How can you invest in SPACs?
SPACs allow the public to 'partner' with investment experts and venture capital firms in order to gain access to the private markets, where most ordinary investors are unable to engage in potential privately held enterprises. There are now exchange-traded funds (ETFs) that invest in special purpose acquisition companies (SPACs), with the portfolios of these funds often including a mix of firms that have recently gone public through a merger with a SPAC and SPACs that are currently looking for a target to take public. The level of risk associated with an investment in a SPAC will vary, as it does with any investment, based on the particulars of the deal at hand.
Which companies went public through SPAC?
Digital sports entertainment and gaming platform DraftKings, aerospace, and space travel company Virgin Galactic, energy storage innovation leader QuantumScape, and real estate marketplace Opendoor Technologies are just some of the well-known companies that have gone public by merging with SPAC.

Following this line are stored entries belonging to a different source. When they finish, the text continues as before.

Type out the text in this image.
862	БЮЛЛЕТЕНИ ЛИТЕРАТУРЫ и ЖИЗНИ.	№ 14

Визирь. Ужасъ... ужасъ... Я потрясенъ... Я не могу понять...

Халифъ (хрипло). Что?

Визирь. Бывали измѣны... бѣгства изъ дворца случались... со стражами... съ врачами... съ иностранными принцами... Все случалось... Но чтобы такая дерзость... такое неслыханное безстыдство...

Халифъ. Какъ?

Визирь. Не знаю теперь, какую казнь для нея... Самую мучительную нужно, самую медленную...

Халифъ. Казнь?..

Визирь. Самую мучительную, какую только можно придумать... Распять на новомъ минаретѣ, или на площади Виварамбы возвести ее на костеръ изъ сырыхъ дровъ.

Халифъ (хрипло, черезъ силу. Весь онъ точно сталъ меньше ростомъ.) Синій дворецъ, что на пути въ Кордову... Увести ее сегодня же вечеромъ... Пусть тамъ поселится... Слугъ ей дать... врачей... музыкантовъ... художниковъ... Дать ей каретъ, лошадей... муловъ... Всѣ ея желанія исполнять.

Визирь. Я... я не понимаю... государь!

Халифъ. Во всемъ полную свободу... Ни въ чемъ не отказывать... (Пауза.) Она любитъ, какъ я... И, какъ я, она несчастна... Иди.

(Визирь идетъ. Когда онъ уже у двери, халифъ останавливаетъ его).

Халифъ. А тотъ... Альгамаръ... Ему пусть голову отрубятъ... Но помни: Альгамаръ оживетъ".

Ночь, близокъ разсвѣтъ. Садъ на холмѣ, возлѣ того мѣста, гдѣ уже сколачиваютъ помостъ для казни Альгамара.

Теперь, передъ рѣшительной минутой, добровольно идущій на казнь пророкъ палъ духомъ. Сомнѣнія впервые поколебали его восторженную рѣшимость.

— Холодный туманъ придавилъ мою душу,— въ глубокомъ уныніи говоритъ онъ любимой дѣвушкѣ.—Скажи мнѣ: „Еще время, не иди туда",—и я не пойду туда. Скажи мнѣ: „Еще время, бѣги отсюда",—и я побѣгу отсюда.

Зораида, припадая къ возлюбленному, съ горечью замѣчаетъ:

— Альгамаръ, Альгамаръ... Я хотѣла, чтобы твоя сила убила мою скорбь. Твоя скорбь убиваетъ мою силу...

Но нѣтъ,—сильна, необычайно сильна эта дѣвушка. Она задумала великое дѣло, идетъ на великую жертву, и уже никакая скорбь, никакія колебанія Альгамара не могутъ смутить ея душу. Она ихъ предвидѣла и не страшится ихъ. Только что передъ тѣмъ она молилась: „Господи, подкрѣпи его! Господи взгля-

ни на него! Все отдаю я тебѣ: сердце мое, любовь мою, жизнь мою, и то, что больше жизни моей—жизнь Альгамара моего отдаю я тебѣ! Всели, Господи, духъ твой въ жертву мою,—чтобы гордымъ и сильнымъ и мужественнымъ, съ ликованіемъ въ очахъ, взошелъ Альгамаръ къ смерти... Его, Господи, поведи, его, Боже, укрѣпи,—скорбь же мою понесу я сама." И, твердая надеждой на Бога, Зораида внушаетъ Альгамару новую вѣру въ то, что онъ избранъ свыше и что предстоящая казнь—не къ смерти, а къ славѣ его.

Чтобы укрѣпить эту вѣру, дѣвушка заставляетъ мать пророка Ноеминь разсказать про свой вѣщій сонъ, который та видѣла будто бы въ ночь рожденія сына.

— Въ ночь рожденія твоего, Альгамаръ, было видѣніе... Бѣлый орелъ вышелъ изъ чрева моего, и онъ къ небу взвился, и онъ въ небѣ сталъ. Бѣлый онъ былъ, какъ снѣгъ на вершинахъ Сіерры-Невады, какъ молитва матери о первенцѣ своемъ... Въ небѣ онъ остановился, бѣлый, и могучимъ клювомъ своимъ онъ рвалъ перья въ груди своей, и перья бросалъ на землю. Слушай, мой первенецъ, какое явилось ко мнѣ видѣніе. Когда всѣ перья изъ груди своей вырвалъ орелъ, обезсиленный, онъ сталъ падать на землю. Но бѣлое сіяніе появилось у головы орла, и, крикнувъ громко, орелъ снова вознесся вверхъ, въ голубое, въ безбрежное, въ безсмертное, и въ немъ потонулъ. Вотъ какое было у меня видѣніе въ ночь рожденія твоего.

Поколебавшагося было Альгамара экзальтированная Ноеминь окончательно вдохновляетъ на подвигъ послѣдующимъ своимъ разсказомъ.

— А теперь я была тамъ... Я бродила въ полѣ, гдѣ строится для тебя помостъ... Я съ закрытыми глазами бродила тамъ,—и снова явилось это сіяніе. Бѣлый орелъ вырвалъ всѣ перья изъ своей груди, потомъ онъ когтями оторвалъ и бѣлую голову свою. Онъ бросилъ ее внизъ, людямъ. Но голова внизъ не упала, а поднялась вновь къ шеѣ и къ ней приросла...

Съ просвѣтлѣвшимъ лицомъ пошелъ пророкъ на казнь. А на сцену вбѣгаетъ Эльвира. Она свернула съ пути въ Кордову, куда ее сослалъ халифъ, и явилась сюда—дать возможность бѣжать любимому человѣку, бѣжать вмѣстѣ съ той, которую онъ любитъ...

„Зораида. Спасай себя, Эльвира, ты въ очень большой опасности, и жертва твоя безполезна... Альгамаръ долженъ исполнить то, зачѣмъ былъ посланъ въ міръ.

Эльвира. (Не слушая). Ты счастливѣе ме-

What happens if a SPAC doesn’t merge?
There is a deadline by which a SPAC must complete a merger with another company. This time period typically lasts between 18 and 24 months. If a SPAC is unable to complete a merger within the prescribed time frame, it is required to dissolve and return all investor money.
Does a SPAC have certain criteria?
The normal time frame for a SPAC to execute an acquisition is 18 to 24 months, and at least 80% of its net assets must be used for the purchase. If it doesn't, it has to dissolve. When a SPAC is dissolved, the assets are distributed to the investors based on their proportionate ownership.